Apple telah mengumumkan bahwa Tim Cook akan mengundurkan diri dari jabatannya sebagai CEO setelah 15 tahun memimpin perusahaan. Kepergian Cook telah menuai reaksi dari dunia teknologi, termasuk CEO OpenAI Sam Altman dan mantan CFO Apple Peter Oppenheimer.
![]() |
| Tim Cook akan mengundurkan diri sebagai CEO Apple pada 1 September 2026. |
CEO Apple, Tim Cook, akan mengundurkan diri dari jabatannya akhir tahun ini. Perusahaan mengumumkan bahwa Cook akan digantikan oleh John Ternus, wakil presiden senior bidang rekayasa perangkat keras di perusahaan raksasa Cupertino tersebut.
Cook memimpin Apple selama hampir 15 tahun, setelah mengambil alih kendali dari salah satu pendiri Apple, Steve Jobs, pada tahun 2011. Selama periode ini, ia memainkan peran utama dalam pertumbuhan perusahaan. Kapitalisasi pasar Apple meningkat dari $350 miliar pada tahun 2011 menjadi lebih dari $4 triliun saat ini, menjadikannya salah satu perusahaan paling berharga di dunia.
Tim Cook tidak akan sepenuhnya meninggalkan Apple. Ia akan beralih ke peran ketua eksekutif pada 1 September 2026. Namun, pengumuman ini telah disambut dengan berbagai reaksi di dunia teknologi, seiring berakhirnya sebuah era.
Reaksi atas pengunduran diri Tim Cook sebagai CEO Apple
Para pemimpin teknologi telah bereaksi terhadap berita ini. CEO OpenAI, Sam Altman, mengungkapkan kekagumannya terhadap warisan Cook di X. Dia menulis, "Tim Cook adalah seorang legenda. Saya sangat berterima kasih atas semua yang telah dia lakukan dan saya sangat berterima kasih kepada Apple."
![]() |
| weet Sam Altman tentang pengumuman Tim Cook. |
Pendiri Oculus, Palmer Luckey, mengambil pendekatan yang berbeda.
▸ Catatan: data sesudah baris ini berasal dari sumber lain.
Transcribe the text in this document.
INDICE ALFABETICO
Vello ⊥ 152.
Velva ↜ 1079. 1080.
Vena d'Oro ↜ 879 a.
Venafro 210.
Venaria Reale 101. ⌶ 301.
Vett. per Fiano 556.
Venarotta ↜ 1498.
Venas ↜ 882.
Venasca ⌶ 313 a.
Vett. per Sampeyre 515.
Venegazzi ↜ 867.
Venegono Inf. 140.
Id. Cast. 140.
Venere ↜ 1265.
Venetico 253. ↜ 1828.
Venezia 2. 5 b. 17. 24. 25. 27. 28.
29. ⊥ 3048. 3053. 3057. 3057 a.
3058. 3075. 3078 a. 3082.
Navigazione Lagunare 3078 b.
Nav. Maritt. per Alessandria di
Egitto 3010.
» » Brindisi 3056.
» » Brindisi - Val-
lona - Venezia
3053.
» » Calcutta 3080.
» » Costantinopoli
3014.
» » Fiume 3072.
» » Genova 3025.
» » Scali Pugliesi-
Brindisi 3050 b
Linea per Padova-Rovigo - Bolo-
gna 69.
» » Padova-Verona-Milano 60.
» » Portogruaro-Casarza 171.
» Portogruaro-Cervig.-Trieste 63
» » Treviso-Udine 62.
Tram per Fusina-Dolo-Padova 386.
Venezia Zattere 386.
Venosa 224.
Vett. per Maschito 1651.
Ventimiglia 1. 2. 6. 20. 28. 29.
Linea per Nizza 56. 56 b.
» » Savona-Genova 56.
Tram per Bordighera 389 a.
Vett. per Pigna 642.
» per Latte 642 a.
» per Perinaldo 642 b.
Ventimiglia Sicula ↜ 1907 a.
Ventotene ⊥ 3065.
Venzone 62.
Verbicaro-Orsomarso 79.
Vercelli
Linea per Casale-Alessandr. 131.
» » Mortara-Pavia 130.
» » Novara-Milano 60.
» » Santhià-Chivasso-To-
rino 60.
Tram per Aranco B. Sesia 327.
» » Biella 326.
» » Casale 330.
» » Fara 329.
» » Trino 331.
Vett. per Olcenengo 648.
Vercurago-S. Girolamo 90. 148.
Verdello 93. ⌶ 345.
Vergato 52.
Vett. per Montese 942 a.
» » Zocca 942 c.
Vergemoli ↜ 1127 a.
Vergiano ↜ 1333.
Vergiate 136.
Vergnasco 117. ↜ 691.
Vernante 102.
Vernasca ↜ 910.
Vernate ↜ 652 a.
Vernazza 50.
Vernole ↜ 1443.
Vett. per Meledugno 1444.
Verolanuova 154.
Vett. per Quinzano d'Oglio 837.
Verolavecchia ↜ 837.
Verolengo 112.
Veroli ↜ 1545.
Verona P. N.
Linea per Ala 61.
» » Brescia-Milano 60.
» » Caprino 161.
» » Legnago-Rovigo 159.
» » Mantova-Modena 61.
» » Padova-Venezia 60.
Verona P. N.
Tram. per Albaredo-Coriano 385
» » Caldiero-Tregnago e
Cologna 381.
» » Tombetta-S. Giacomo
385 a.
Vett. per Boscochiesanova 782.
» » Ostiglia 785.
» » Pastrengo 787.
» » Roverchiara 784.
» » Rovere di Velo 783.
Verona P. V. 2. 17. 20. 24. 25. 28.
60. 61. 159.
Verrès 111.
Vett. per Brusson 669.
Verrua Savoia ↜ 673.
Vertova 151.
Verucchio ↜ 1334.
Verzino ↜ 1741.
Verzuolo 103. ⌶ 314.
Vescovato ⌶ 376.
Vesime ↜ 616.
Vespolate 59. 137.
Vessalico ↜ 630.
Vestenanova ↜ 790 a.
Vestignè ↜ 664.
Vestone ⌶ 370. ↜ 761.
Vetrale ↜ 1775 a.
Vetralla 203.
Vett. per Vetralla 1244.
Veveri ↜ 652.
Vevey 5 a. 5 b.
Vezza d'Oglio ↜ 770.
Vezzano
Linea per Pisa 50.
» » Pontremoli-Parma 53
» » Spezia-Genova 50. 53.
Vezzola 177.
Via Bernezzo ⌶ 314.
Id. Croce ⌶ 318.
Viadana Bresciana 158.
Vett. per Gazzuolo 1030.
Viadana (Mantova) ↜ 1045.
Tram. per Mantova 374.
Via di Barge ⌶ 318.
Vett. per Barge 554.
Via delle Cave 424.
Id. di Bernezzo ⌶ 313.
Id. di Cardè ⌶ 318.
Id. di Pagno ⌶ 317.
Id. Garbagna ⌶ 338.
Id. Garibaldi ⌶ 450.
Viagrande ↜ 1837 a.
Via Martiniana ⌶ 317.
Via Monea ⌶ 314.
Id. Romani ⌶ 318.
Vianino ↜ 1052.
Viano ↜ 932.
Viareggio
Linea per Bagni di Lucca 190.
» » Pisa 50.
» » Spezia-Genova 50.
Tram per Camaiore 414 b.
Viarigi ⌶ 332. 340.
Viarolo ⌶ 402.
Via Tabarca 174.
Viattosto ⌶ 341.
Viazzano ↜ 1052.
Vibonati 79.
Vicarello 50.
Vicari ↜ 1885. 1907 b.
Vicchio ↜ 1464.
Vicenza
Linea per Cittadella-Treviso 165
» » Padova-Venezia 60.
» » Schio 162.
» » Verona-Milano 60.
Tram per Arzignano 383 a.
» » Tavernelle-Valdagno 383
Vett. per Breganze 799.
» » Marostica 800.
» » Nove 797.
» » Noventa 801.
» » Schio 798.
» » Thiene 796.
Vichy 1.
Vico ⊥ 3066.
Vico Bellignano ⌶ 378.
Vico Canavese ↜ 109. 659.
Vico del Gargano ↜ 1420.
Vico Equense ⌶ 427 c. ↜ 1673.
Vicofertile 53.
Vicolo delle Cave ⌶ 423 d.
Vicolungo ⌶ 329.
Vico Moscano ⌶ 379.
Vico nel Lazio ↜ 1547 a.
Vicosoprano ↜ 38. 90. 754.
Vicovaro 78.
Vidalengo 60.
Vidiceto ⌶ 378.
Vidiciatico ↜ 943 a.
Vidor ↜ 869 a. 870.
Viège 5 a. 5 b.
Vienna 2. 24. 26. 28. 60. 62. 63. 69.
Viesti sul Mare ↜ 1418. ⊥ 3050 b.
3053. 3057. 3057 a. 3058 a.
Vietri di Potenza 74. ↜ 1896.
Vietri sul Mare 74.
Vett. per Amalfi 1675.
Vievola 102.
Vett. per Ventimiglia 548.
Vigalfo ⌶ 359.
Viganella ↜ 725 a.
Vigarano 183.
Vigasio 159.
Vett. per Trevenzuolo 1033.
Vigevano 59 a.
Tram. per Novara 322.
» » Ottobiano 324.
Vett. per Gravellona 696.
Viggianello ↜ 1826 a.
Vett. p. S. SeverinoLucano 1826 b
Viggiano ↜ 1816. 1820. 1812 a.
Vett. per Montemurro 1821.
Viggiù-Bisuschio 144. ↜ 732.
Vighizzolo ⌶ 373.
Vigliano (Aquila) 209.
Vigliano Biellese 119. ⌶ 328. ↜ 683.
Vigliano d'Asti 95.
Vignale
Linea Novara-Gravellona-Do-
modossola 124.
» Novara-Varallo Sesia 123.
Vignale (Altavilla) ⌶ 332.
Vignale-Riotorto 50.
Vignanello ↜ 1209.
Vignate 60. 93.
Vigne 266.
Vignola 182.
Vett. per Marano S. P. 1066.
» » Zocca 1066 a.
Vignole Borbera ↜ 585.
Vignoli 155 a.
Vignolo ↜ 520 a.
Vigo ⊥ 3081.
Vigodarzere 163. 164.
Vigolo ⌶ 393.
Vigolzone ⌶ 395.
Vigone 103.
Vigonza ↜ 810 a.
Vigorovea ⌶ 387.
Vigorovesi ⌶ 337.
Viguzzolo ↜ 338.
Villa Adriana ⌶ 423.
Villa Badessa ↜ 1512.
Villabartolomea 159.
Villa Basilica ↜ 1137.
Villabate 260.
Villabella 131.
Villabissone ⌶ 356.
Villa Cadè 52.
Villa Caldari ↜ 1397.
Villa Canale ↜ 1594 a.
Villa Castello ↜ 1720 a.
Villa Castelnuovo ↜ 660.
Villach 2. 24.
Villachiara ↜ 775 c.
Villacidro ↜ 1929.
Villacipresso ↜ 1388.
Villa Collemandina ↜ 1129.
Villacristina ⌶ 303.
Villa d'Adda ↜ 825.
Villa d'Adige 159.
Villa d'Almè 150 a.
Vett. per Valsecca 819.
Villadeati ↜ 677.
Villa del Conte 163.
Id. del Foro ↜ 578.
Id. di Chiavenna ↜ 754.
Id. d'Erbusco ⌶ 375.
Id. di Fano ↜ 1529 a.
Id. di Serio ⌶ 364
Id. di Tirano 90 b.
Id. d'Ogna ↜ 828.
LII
Dia menulis, "RIP Tim Apple," merujuk pada insiden tahun 2019 ketika Presiden AS Donald Trump secara tidak sengaja menyebut Tim Cook sebagai "Tim Apple." Luckey menjual Oculus ke Facebook seharga $2 miliar pada usia 21 tahun.
![]() |
| Palmer Luckey menghidupkan kembali lelucon "Tim Apple" dari tahun 2019. |
Peter Oppenheimer, mantan kepala keuangan di Apple antara tahun 2004 dan 2014, mengatakan, seperti yang dikutip oleh New York Times, “Dia mengemban tanggung jawab terbesar di dunia — tanggung jawab terbesar yang pernah diemban siapa pun di planet ini — dan dia telah melakukan pekerjaan yang luar biasa.” Oppenheimer adalah salah satu dari sedikit eksekutif Apple yang pernah bekerja di bawah Steve Jobs dan Tim Cook di Cupertino.
Dipanjan Chatterjee, seorang analis utama di perusahaan riset Forrestor, mengakui bahwa Cook berhasil menggantikan posisi Steve Jobs. Ia mengatakan, seperti yang dikutip oleh Guardian, “Mengikuti jejak Steve Jobs bukanlah hal yang mudah. Namun Tim Cook mengambil warisan Jobs dan mengubah Apple menjadi kekuatan finansial yang tangguh dan tahan lama dengan pertumbuhan kapitalisasi pasar yang eksplosif.”
Analis Wedbush Securities, Dan Ives, berpendapat bahwa kepergian Cook merupakan sebuah kejutan. Ia menulis di X, “Apple sedang melakukan transisi besar pada strategi AI-nya dan kepergian CEO legendaris Cook saat ini merupakan sebuah kejutan.” Ives menambahkan, “Kami setuju dengan Ternus sebagai pilihan.”
![]() |
| Analis Dan Ives menyatakan bahwa berita tersebut datang sebagai sebuah kejutan. |
John Ternus dikenal atas karyanya di Apple, setelah bekerja di perusahaan tersebut selama hampir 25 tahun. Ia juga dipuji karena mempelopori transisi Apple ke chipset seri M buatan sendiri untuk MacBook, alih-alih bergantung pada prosesor Intel. Menurut Bloomberg, Ternus mengawasi pengembangan produk yang menghasilkan 80 persen pendapatan Apple.